Additionally, the term "charitable contribution," as it is used in section 170, is largely synonymous with the term "gift." Davis v. Commissioner,81 T.C. 806, 817 (1983), affd. without published opinion 767 F.2d 931 (9th Cir. 1985); Seed v. Commissioner,57 T.C. 265, 275 (1971); Wolfe v. Commissioner,54 T.C. 1707, 1713 (1970); DeJong v. Commissioner,36 T.C. 896, 899 (1961), affd. 309 F.2d 373, 376-379 (9th Cir. 1962). A gift is generally defined as a voluntary transfer of property to another without consideration. Retained control and personal benefits preclude a finding of a gift. Davis v. Commissioner,supra.
The petitioner's retained dominion and control of MARRES' funds, and the personal benefits derived from such funds, precludes a finding of any charitable contributions within the meaning of section 170. The record clearly establishes that the petitioner retained control over the funds transferred to MARRES and then to an account in the name of LEON. The petitioner has always had complete control over both MARRES and LEON. Not only has he been the executive director of MARRES and president of LEON since their inception, but he has had sole signatory authority over both of the accounts. Additionally, an analysis of the checks and stubs for the LEON account establishes that the petitioner utilized such funds for subscriptions and dues, a real estate training course, and payment on the petitioner's personal loan with the Government Agencies Dallas Federal Credit Union. No evidence whatsoever has been offered to show us that these uses do not constitute benefits inuring to the petitioner. Thus, the petitioner has utterly failed to carry his burden of proving that the funds transferred to MARRES constitute charitable contributions; therefore, the petitioners' claimed contributions are not deductible.

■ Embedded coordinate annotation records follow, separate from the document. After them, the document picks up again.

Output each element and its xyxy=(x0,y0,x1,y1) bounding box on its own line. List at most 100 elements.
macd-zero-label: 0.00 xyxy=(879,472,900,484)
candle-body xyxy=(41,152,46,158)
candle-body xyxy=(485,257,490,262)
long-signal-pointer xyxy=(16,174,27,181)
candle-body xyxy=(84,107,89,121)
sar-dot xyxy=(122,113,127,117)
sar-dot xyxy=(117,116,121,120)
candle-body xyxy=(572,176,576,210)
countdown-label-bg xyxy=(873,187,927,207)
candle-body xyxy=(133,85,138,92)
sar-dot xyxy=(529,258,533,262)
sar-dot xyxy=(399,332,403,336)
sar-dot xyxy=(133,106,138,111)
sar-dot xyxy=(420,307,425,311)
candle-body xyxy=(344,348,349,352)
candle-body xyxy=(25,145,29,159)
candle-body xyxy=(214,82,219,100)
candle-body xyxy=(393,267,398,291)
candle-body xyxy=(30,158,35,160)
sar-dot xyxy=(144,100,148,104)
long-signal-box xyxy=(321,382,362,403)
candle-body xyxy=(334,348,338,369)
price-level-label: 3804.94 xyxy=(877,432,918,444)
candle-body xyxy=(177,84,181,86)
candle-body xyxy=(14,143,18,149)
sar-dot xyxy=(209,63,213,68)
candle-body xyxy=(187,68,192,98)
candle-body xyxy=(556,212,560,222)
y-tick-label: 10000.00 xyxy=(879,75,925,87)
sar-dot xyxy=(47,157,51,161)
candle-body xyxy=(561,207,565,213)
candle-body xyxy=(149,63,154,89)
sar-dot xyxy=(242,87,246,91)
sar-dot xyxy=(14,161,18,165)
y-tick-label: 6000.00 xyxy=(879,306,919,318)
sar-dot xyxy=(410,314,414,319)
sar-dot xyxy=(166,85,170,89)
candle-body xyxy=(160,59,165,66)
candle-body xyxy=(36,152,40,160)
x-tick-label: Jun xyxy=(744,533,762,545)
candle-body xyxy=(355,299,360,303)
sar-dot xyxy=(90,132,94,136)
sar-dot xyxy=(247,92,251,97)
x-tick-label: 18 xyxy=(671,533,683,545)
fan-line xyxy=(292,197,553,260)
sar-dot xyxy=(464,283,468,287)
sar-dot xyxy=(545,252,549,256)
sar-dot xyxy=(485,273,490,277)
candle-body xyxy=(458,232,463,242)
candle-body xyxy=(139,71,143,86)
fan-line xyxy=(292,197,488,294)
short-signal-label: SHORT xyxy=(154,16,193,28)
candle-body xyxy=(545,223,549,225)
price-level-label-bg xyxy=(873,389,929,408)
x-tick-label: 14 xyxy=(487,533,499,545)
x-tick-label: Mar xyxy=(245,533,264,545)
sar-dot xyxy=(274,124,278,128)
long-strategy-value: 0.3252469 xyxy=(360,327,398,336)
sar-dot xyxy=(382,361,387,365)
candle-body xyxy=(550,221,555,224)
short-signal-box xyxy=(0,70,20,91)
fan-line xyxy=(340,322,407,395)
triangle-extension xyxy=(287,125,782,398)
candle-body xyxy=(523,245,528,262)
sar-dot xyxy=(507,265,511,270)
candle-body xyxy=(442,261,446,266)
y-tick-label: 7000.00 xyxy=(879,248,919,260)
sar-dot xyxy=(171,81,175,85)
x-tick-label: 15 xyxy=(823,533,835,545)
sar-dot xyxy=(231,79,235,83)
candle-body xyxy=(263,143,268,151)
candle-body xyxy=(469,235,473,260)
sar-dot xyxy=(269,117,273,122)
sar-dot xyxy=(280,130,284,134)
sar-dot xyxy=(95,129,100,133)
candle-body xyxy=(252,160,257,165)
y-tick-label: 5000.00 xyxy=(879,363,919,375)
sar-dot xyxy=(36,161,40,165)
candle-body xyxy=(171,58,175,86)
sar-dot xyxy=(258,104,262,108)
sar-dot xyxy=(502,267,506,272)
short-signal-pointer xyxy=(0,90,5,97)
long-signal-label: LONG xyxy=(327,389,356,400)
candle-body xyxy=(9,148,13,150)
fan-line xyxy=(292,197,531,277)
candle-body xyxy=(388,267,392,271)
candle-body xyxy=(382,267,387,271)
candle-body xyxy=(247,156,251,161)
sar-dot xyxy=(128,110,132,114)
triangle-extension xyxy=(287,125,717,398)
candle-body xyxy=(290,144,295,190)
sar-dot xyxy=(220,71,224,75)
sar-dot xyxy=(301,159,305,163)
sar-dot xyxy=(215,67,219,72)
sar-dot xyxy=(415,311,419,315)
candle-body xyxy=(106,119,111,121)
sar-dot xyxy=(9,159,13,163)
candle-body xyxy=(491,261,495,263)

We must also decide whether any part of the deficiencies due from the petitioners is attributable to their negligence or intentional disregard of rules and regulations within the meaning of section 6653(a). Under this section, negligence is the lack of due care or failure to do what a reasonable and ordinarily prudent person would do under the circumstances. Neely v. Commissioner,85 T.C. 934, 947 (1985). The petitioners have the burden of proving they were not negligent. Neely v. Commissioner,supra;Bixby v. Commissioner,58 T.C. 757, 791 (1972);Inter-American Life Insurance Co. v. Commissioner,56 T.C. 497, 512 (1971), affd. per curiam 469 F.2d 697 (9th Cir. 1972). The petitioners have failed to introduce any evidence to carry their burden. Indeed, the petitioners struck us as reasonably intelligent, well educated individuals; they must have known that some record of their claimed contributions would be required. However, no such evidence has been provided to us. Furthermore, no reasonable person could have believed that amounts channeled through MARRES and LEON to their own bank account and amounts used for their own personal benefit could qualify as charitable contributions. On the basis of this record, we hold that the petitioners have failed to carry their burden of showing that the underpayments of tax were not due to negligence or intentional disregard of rules and regulations.
Decision will be entered under Rule 155.